When you love someone unconditionally you do not set limits or boundaries on that love, not circumstances that would cause you to withdraw it, there is nothing that would cause you to not love the person. Even if the other person does something that you feel is intentional, it is overlooked if you are truly committed to unconditional love. You do not try to control the actions of the other person, nor do you tell them that you will not love them if they act a certain way or do a certain thing. When this kind of love is present both partners feel more secure and neither of them seeks to control the other.

Since there are no boundaries or conditions the people in a relationship of unconditional love do not have to worry about the other person leaving or not loving them over a particular situation or behavior. Siblings in most cases are a good example of this, even though they may have quarrels and disagreements throughout their lives the bond between them remains unbroken and their love continues through any and all conflicts.

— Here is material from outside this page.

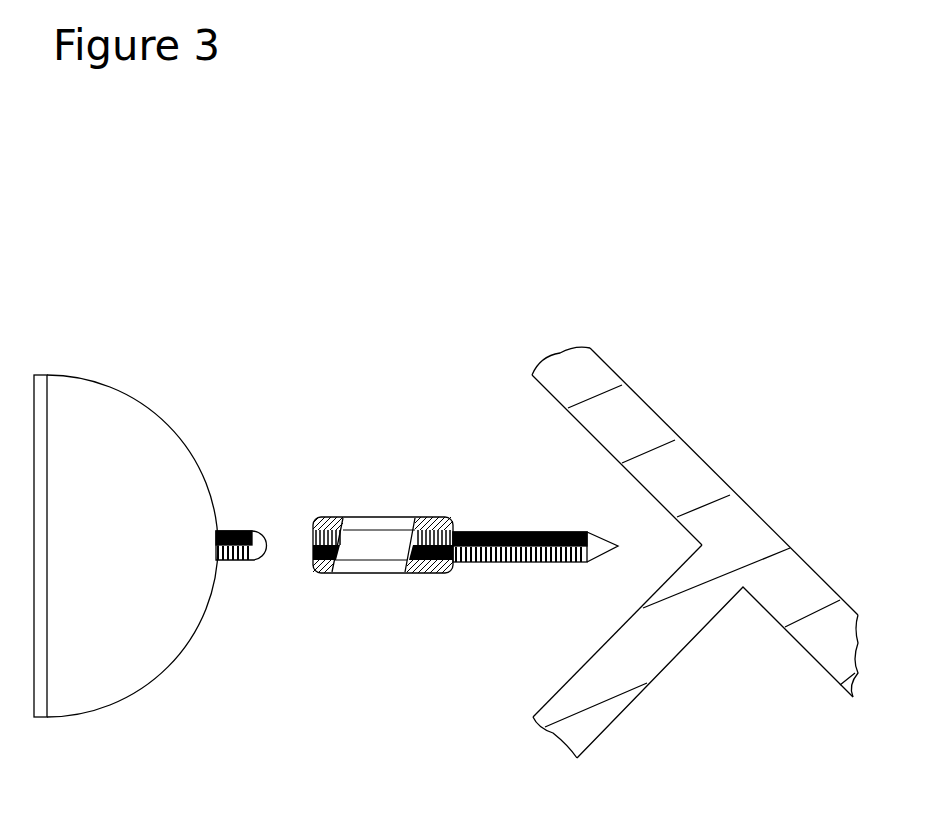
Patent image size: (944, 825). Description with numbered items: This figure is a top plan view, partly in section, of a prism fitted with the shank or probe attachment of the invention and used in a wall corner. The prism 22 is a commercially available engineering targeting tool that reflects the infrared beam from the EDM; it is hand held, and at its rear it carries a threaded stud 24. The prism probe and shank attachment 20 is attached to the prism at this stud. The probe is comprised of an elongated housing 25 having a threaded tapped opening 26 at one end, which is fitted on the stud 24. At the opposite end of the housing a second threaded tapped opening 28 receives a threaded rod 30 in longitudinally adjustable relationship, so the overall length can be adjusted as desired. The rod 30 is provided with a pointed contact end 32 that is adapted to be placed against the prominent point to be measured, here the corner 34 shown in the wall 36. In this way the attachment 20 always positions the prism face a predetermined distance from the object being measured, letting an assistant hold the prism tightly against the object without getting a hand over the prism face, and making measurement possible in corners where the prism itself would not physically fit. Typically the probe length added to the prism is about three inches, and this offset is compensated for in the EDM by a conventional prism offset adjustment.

If you love someone unconditionally you will want whatever is best for them and you will always give them the freedom to seek out the things that really give them happiness. You will let them learn things for themselves and explore situations and experiences that they feel will make them happy, even if you think that you know what is best for them. Although they may make bad choices and do things that are wrong you will always be there for them and never judge them if you truly love them unconditionally.

Can you see room for improvement in your relationship? Do you place restrictions and limitations on the one you love? When you truly love someone unconditionally, you place their needs and their happiness above everything else, including yourself. Remember, just because you love someone in this way it does not mean that they will return their love to you in the same way. Are you ready to love unconditionally?